CA launches new network fault software

CA Inc. announced Spectrum 8.1 Monday, the newest version of its network fault management software.

The new release is the first in the industry to "combine all the possible causes of network outages," said Jerome Simms, director of Spectrum product management at CA, in an interview.

"We're extending the role of the network fault manager with an emphasis on helping to accelerate mean time to repair and to protect service level agreements by helping to prevent failures," he said.

IT staffers will be able to use the product to account for human error as a cause for outages, as well as technology problems, he said. CA Spectrum 8.1 will immediately notify network managers of any recent configuration changes that may have led to an outage or network slowdown.

The new release also integrates with CA's application management software, Wily Introscope, and enhances the previous integration to eHealth, a network performance tool, as well as CA's Unicenter Network and Systems Management product, Simms said.

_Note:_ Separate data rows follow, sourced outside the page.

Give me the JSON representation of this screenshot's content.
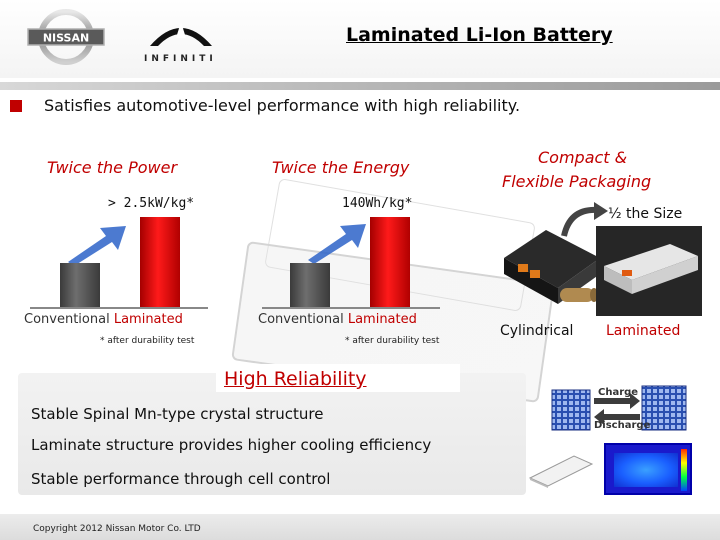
{
  "header": {
    "title": "Laminated Li-Ion Battery",
    "logos": [
      "nissan",
      "infiniti"
    ],
    "nissan_wordmark": "NISSAN",
    "infiniti_wordmark": "INFINITI"
  },
  "bullet": {
    "text": "Satisfies automotive-level performance with high reliability."
  },
  "power": {
    "title": "Twice the Power",
    "value": "> 2.5kW/kg*",
    "conventional_label": "Conventional",
    "laminated_label": "Laminated",
    "footnote": "* after durability test"
  },
  "energy": {
    "title": "Twice the Energy",
    "value": "140Wh/kg*",
    "conventional_label": "Conventional",
    "laminated_label": "Laminated",
    "footnote": "* after durability test"
  },
  "packaging": {
    "title_line1": "Compact &",
    "title_line2": "Flexible Packaging",
    "size_note": "½ the Size",
    "cylindrical_label": "Cylindrical",
    "laminated_label": "Laminated"
  },
  "reliability": {
    "title": "High Reliability",
    "lines": [
      "Stable Spinal Mn-type crystal structure",
      "Laminate structure provides higher cooling efficiency",
      "Stable performance through cell control"
    ],
    "charge_label": "Charge",
    "discharge_label": "Discharge"
  },
  "footer": {
    "copyright": "Copyright 2012 Nissan Motor Co. LTD"
  },
  "colors": {
    "accent_red": "#c00000",
    "arrow_blue": "#2d63c8",
    "bar_gray": "#555555",
    "bar_red": "#e00000"
  },
  "icons": {
    "up_arrow": "up-right-arrow-icon",
    "curved_arrow": "curved-arrow-icon",
    "charge_arrow": "right-arrow-icon",
    "discharge_arrow": "left-arrow-icon"
  }
}
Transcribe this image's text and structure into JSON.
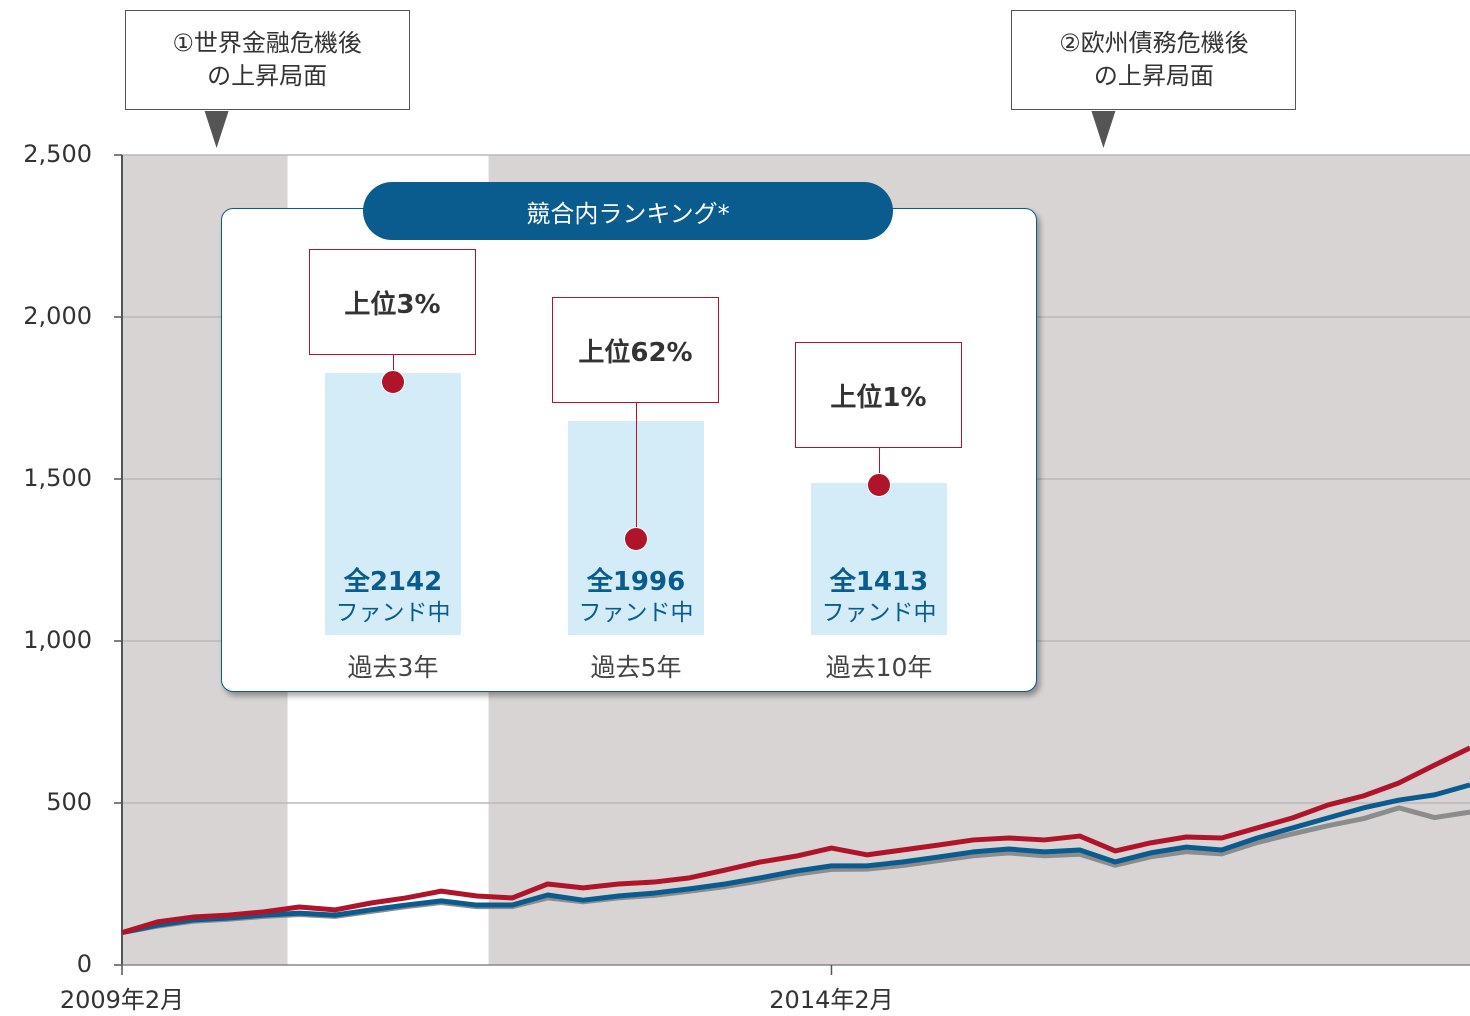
{
  "chart_data": {
    "type": "line",
    "x": [
      "2009-02",
      "2009-05",
      "2009-08",
      "2009-11",
      "2010-02",
      "2010-05",
      "2010-08",
      "2010-11",
      "2011-02",
      "2011-05",
      "2011-08",
      "2011-11",
      "2012-02",
      "2012-05",
      "2012-08",
      "2012-11",
      "2013-02",
      "2013-05",
      "2013-08",
      "2013-11",
      "2014-02",
      "2014-05",
      "2014-08",
      "2014-11",
      "2015-02",
      "2015-05",
      "2015-08",
      "2015-11",
      "2016-02",
      "2016-05",
      "2016-08",
      "2016-11",
      "2017-02",
      "2017-05",
      "2017-08",
      "2017-11",
      "2018-02",
      "2018-05",
      "2018-08"
    ],
    "series": [
      {
        "color": "#8c8c8c",
        "values": [
          100,
          120,
          135,
          141,
          150,
          156,
          150,
          165,
          180,
          193,
          180,
          180,
          207,
          195,
          207,
          215,
          228,
          242,
          260,
          280,
          295,
          296,
          307,
          322,
          337,
          346,
          337,
          342,
          308,
          334,
          350,
          343,
          378,
          405,
          430,
          452,
          485,
          455,
          472
        ]
      },
      {
        "color": "#0a5c8f",
        "values": [
          100,
          123,
          139,
          145,
          154,
          160,
          154,
          170,
          185,
          198,
          185,
          185,
          216,
          200,
          213,
          222,
          235,
          250,
          269,
          290,
          306,
          306,
          318,
          333,
          349,
          358,
          349,
          355,
          318,
          346,
          364,
          355,
          392,
          423,
          454,
          485,
          509,
          525,
          556
        ]
      },
      {
        "color": "#b0142a",
        "values": [
          100,
          133,
          148,
          154,
          164,
          179,
          170,
          191,
          207,
          228,
          213,
          207,
          250,
          238,
          250,
          256,
          269,
          293,
          318,
          336,
          361,
          340,
          355,
          370,
          386,
          392,
          386,
          398,
          352,
          377,
          395,
          392,
          423,
          454,
          494,
          522,
          562,
          617,
          670
        ]
      }
    ],
    "xlim": [
      "2009-02",
      "2018-08"
    ],
    "xticks": [
      {
        "value": "2009-02",
        "label": "2009年2月"
      },
      {
        "value": "2014-02",
        "label": "2014年2月"
      }
    ],
    "ylim": [
      0,
      2500
    ],
    "yticks": [
      0,
      500,
      {
        "value": 1000,
        "label": "1,000"
      },
      {
        "value": 1500,
        "label": "1,500"
      },
      {
        "value": 2000,
        "label": "2,000"
      },
      {
        "value": 2500,
        "label": "2,500"
      }
    ],
    "grid": true,
    "shaded_periods": [
      {
        "start": "2009-02",
        "end": "2010-04"
      },
      {
        "start": "2011-09",
        "end": "2018-08"
      }
    ],
    "shade_color": "#d9d4d4",
    "annotations": [
      {
        "text": "①世界金融危機後\nの上昇局面",
        "x": "2009-10"
      },
      {
        "text": "②欧州債務危機後\nの上昇局面",
        "x": "2016-01"
      }
    ],
    "ranking_panel": {
      "title": "競合内ランキング*",
      "items": [
        {
          "rank": "上位3%",
          "total": "全2142",
          "unit": "ファンド中",
          "period": "過去3年"
        },
        {
          "rank": "上位62%",
          "total": "全1996",
          "unit": "ファンド中",
          "period": "過去5年"
        },
        {
          "rank": "上位1%",
          "total": "全1413",
          "unit": "ファンド中",
          "period": "過去10年"
        }
      ]
    }
  }
}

James Wiedel, director of networking at the University of Southern California in Los Angeles, said he has been beta testing 8.1 and sees many improvements over his current version, 7.1. USC, which serves 35,000 students and staff, has been a Spectrum customer for many years adn uses the product to manage and monitor a large data network of more than 50,000 nodes on 1,200 switches in 250 buildings, he said.

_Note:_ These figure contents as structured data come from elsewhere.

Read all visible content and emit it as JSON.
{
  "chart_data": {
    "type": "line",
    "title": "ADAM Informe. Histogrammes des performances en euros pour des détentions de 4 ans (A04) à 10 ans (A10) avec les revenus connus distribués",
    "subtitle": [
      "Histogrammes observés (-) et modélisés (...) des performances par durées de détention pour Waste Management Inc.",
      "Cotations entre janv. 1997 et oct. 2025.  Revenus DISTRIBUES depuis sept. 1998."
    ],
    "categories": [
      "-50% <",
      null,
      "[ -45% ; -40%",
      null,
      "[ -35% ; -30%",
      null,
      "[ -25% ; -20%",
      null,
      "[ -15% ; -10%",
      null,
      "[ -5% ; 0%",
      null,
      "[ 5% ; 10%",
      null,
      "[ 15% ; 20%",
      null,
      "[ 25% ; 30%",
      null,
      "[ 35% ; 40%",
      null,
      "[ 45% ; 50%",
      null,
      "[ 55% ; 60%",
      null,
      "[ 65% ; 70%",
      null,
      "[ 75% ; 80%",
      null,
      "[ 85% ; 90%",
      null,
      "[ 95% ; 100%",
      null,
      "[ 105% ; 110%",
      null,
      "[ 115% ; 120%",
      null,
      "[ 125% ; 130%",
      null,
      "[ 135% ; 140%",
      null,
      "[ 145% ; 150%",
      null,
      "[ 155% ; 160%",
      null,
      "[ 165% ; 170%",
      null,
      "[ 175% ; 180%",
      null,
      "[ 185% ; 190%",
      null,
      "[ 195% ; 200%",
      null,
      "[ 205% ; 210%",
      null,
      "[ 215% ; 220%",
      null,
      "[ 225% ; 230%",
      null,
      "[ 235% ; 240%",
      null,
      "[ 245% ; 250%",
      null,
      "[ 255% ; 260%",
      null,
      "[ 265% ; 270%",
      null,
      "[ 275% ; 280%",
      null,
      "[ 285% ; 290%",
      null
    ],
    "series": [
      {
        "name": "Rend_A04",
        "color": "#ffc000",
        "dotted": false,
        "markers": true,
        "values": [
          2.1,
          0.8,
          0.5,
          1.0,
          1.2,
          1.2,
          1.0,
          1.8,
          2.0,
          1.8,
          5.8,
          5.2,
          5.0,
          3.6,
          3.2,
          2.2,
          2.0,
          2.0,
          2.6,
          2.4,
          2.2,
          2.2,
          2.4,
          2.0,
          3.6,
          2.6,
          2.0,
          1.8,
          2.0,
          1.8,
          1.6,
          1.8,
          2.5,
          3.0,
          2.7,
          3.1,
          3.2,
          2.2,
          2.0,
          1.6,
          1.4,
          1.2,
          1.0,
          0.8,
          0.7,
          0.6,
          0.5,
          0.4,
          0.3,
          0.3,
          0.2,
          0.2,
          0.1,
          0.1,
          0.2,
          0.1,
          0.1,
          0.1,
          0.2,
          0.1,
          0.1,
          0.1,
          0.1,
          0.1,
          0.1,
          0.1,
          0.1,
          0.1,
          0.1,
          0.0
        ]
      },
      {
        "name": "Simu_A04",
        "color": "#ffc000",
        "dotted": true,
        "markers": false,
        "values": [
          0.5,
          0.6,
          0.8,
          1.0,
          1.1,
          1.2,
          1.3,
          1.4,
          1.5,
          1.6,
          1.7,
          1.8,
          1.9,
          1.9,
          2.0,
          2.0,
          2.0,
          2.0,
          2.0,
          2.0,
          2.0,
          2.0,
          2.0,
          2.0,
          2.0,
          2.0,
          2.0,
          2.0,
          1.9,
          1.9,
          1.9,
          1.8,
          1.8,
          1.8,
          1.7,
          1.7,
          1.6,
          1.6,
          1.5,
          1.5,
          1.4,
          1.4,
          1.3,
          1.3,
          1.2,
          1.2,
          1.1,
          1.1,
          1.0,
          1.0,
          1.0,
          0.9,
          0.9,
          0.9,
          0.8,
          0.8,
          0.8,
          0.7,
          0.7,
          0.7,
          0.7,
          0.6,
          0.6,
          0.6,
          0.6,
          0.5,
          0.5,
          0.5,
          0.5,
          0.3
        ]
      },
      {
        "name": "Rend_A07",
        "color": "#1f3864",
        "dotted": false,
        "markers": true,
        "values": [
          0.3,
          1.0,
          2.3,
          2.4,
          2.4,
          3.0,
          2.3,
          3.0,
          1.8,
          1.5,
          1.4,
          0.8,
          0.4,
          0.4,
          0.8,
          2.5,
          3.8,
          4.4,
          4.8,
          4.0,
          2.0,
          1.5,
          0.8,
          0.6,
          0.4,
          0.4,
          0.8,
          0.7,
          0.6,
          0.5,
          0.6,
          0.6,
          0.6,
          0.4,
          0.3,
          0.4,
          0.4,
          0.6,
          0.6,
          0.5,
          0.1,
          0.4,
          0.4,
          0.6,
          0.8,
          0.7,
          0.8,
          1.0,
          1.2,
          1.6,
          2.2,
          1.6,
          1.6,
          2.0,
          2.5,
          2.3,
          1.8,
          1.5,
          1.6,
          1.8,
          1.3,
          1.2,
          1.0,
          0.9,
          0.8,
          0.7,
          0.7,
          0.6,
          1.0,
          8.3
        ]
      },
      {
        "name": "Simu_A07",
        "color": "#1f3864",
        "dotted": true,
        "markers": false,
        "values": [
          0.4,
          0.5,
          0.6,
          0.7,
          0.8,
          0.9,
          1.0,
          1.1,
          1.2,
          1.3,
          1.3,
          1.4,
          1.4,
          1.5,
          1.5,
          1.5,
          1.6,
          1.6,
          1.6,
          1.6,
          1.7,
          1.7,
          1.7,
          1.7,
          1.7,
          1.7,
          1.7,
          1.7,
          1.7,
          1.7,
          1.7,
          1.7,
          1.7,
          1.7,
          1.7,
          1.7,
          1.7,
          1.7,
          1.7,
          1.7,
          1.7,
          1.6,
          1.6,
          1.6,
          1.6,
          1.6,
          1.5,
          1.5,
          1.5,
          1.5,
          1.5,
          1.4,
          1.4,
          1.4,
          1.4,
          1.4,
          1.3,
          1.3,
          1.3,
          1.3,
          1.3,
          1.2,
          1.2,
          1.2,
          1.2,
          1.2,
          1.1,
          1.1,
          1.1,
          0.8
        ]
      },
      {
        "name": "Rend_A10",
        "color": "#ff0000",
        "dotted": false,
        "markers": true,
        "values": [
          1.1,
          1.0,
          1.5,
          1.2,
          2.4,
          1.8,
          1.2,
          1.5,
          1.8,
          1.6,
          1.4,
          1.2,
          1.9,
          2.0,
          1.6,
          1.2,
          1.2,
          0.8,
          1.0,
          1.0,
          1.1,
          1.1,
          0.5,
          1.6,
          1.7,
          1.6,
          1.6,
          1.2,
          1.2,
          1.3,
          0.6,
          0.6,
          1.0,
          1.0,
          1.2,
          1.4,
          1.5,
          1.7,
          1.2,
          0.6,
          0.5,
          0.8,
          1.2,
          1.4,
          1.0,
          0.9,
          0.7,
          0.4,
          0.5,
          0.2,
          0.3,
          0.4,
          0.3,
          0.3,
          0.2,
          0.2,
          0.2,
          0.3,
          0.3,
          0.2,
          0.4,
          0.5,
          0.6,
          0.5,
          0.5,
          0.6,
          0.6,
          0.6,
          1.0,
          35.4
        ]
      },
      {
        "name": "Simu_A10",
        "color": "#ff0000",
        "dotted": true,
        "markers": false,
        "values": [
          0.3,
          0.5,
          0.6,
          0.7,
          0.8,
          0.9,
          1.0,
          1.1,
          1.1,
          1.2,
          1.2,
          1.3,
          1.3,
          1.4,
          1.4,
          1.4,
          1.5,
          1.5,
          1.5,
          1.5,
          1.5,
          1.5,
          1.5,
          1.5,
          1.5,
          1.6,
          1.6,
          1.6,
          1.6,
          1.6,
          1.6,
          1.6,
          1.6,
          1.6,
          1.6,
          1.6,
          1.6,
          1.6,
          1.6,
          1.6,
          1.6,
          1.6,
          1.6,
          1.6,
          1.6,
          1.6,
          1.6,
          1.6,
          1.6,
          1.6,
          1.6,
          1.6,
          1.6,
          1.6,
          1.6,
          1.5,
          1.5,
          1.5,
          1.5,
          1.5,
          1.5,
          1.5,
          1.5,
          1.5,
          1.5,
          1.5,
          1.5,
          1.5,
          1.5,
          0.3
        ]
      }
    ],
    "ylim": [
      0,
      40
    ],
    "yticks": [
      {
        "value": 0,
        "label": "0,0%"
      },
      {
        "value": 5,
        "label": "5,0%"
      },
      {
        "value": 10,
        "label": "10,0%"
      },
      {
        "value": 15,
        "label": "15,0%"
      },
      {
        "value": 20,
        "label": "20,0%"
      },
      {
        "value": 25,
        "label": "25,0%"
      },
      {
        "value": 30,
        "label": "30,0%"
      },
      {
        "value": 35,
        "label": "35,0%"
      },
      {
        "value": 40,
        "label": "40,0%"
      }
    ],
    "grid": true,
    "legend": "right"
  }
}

One of the best new features is a completely rebuilt Management Information Base compiler, which "compiled virtually every device that I threw at it," Wiedel said. For example, it is able to recognize time clocks, weather stations and vending machines, and has the ability to generate network event and alarm files when needed. "This process was quite onerous previously," he said.

Wiedel also said he is able to run scripts using different protocols, such as SNMP, FTP and more, to talk to devices. Another feature allows him to check configuration changes on devices, and to compare those against the saved configurations on the devices, to see if a running configuration was changed but not saved.

"Running a large data network with over 50,000 nodes is tough enough, but Spectrum has been there making it easier," Wiedel said. "Spectrum 8.1 enhances that ease of use as well as our ability to drive down new avenues to get closer to the network managers' nirvana of no user complaints."

Simms said CA will charge for the new version in three maturity models (based on the level of management capability needed), starting at US$60,000 for a basic class, then $250,000 for a standard class and $570,000 for a premium class.